MUMBAI: Dengue, the mosquito-borne viral infection, claimed a fourth life this month when a three-year-old girl passed away in an Andheri hospital on Thursday. ManasviMangeshDevrukhakar is the city’s 11th dengue victim of the year, with five patients succumbing over the last 11 days.
Manasvi, a resident of Shivarkar chawl near municipal pump house in Andheri (E), was taken to Holy Spirit Hospital on Wednesday afternoon. “The minute she was brought to the casualty, we could clinically diagnose her as a patient of dengue toxic shock,” sources said. She was immediately transferred to the pediatric ICU, but passed away on Thursday afternoon,” hospital sources said. Tests done in the PICU established the dengue diagnosis, which was conveyed to the local BMC office late in the evening. However, BMC epidemiology officer Dr MangalaGomare said her office had not received any report from the hospital despite personally calling up for information.

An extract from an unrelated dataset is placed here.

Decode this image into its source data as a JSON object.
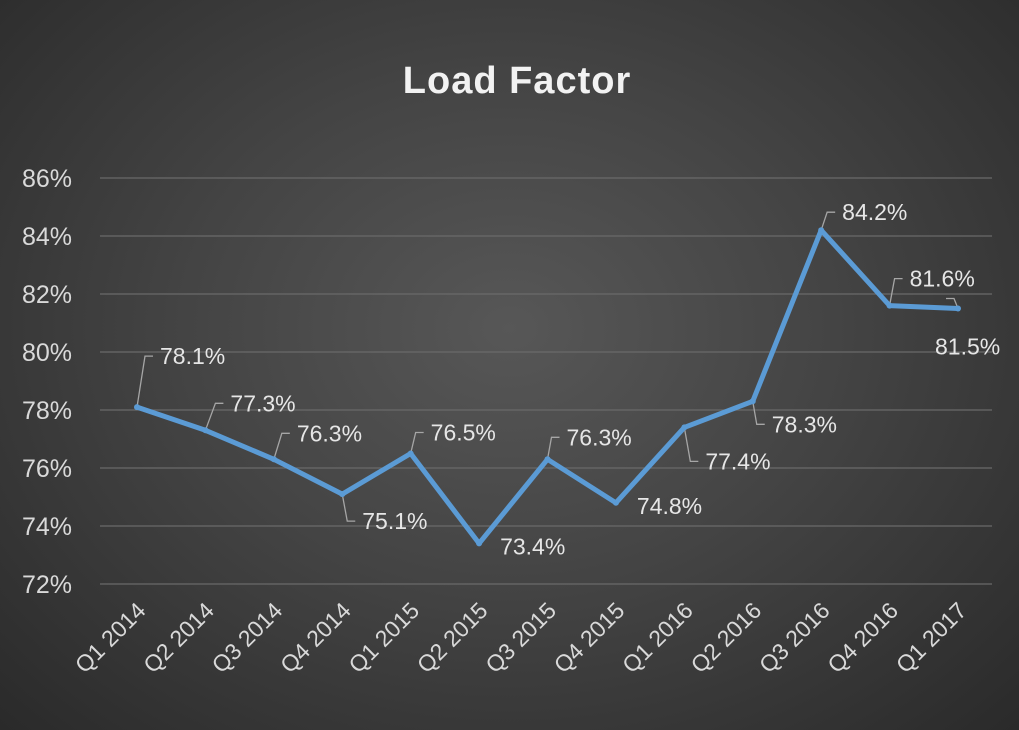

On October 27, KEM Hospital resident doctor Shruti Khobragade died in Hinduja Hospital, while a civic official’s husband, S Gaikwad, died in Nair Hospital on November 1. Shubham Tiwari (20) and new mother Nisha Chavan (26) passed away in KEM Hospital, Parel, and Dalvie Hospital, Peddar Road on Sunday and Monday respectively. Meanwhile, seven resident doctors from KEM Hospital who have been living on the campus have been hospitalized with the disease. One of them, Dr Vruj Dhruve, was transferred to Hinduja Hospital in Mahim.

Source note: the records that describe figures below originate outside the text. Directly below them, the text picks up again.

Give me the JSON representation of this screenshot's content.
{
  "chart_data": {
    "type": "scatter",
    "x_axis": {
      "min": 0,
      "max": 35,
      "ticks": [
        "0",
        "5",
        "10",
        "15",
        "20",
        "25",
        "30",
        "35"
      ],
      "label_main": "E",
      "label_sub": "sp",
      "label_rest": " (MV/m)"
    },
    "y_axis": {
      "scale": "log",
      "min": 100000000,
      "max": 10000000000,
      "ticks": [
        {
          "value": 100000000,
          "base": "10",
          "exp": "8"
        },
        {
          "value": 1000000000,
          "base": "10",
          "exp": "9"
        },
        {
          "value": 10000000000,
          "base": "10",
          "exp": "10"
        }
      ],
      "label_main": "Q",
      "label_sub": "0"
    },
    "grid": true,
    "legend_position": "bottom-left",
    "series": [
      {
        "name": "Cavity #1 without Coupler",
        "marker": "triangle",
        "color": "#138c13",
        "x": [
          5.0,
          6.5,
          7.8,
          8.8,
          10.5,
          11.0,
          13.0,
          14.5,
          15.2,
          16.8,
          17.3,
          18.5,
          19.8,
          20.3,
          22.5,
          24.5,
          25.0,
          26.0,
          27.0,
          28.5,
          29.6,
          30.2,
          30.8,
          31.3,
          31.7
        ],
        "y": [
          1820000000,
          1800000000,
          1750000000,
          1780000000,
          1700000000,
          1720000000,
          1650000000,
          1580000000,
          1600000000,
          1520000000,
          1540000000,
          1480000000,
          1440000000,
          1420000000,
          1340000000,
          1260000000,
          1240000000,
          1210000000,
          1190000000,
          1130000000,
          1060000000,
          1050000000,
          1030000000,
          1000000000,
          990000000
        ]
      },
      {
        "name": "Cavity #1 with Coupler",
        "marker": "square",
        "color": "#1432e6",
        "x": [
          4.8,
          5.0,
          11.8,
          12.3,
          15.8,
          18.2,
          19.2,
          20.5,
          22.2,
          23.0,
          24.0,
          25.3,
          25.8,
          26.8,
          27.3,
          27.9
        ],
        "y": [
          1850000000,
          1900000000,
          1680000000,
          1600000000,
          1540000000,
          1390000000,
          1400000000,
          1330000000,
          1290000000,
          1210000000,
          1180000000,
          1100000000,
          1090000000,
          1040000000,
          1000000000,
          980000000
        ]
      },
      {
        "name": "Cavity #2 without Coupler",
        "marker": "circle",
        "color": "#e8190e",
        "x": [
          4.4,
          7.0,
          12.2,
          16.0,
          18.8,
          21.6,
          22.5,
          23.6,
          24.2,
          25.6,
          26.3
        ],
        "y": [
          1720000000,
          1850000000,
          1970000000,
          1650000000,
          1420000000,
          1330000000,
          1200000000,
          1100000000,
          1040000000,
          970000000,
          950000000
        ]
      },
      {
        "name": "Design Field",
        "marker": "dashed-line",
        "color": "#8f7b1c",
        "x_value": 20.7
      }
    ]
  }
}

KEM Hospital has emerged as a hotbed for the dengue-spreading Aedes aegypti mosquitoes, with larvae-breeding spots found at various places in the hospital complex. In fact, KEM Hospital’s parent body, the BMC, issued a notice to it about the breeding after Dr Khobragade’s death.
BMC’s doctors say that dengue’s sting has been worse this year because of the delayed winter—the Aedes aegypti mosquitoes do not breed or fare too well in cooler climates. This, combined with the fact that people allow fresh water accumulation which sees these mosquitoes breed, has lengthened dengue’s assault on Mumbai. BMC’s ward offices are carrying out awareness programmes and holding rallies asking people to be aware about breeding in their potted and Feng Shui plants and balconies. In fact, the BMC survey of seven lakh houses each month has revealed that 51% of the breeding spots are located in high rises, 10% in slums and remaining in slum-like or chawls.